The BBC says its forthcoming mini-series, Aftermath, is a "thought-provoking drama of loss, survival and hope". But for many Thais who lost their families in the 2004 tsunami, the film-makers are reopening wounds.
Further outrage has greeted the decision to hire Thais to play corpses at a cut-rate pay of £6 a day for the series, to be broadcast later this year.
Film crews from BBC2 and Warner Brothers' HBO, shooting on location on the Andaman coast for a two-part television mini-series based on the 2004 Boxing Day tsunami, are busy making drama out of a crisis.
But some survivors in Khao Lak and Phuket, two of the hardest-hit resorts in Thailand, complain that realistic recreations of the catastrophe are stirring up painful new nightmares,
"It's not right," Trongchai Pachkrau told The Nation newspaper. The former boatman witnessed the deadly waves at Phi Phi island and is stilltoo frightened to work at sea.
"Why are they doing this? It's too early," said Sawitree Kulmat, a tour guide who has seen her revenues plummet because Asian tourists fear wandering ghosts and book their trips elsewhere.
"Nobody wants this. Everyone is trying to forget," she said. " What about people who lost their families?"
Barely 18 months have passed since three-storey-high waves drowned 5,395 people on Thailand's shores and left 2,817 missing and presumed dead. Hundreds of cadavers still await identification. Many survivors are still homeless.
Colin Callender, the president of HBO Films, said the shows would be " dedicated to exploring the cultural and personal fault lines that can be ruptured by such a catastrophe".

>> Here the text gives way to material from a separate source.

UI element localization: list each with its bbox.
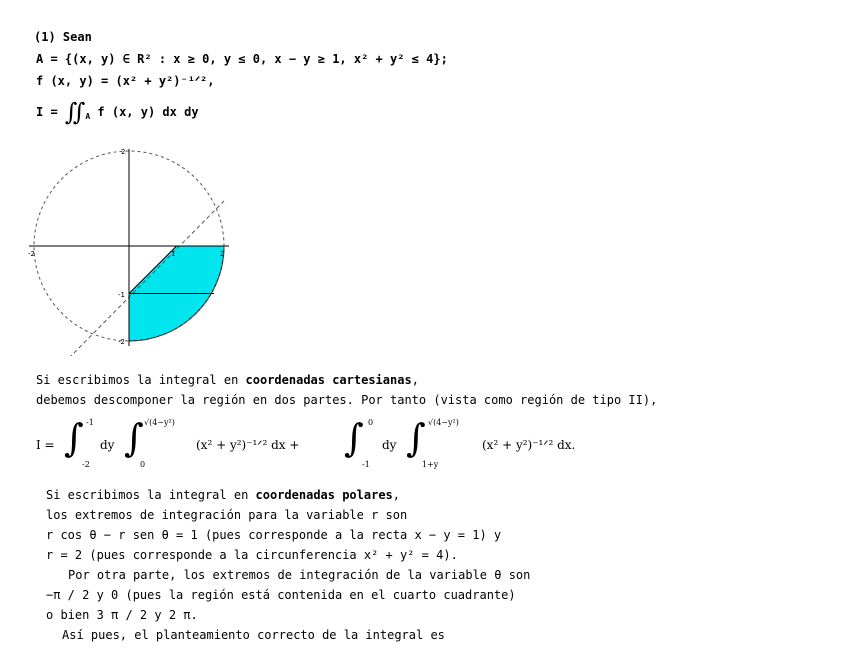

The actors who play the Westerners whose idyllic holidays were curtailed by the quake-generated waves include Tim Roth, the British Oscar nominee, and the Australian actress, Toni Collette.
The mini-series features young parents mourning their baby, a British woman whose husband and son get swept away, an aggressive reporter and an overwhelmed British diplomat. The programme is scheduled to be aired in December.Under swollen clouds in the off-season, initial filming ended last month in Phuket. Now the crew is in Khao Lak, where naked survivors of the Tsunami once clung to trees as the backwash from 15-metre waves hurled chunks of concrete and broken glass at them.
"It's disgusting. I almost had a heart attack when I saw a bunch of wrecked cars and a longtail boat up by the bridge. The first moment was pretty terrible - real déjà vu. I thought maybe it was a flash flood," said Bodhi Garrett, the director of North Andaman Tsunami Relief, which runs education and economic recovery programmes for victims. "If there had been a simple warning sign that this was staged for the cameras there would have been a lot less offence caused."
The jungle highway was littered for months by the rusted hulks of boats and cars and the holiday gear unclaimed by the dead.
Mr Garrett said: "If some profits go towards helping local victims recover, that would be better." He was pleased to learn Thai extras would receive 400 baht [£6], almost double the standard wage for a day labourer.
But Robert Reynolds, who runs a charity for tsunami orphans in Krabi province, was incensed after discovering Western extras were routinely paid 1,400 baht [£20]. He says he wrote to executives at the prize-winning Kudos productions, demanding that they take care not to offend. "Thais lost everything," he pointed out to The Nation. "They had no homes to go back to."
Spokesmen from HBO and the BBC were unavailable for immediate comment last night.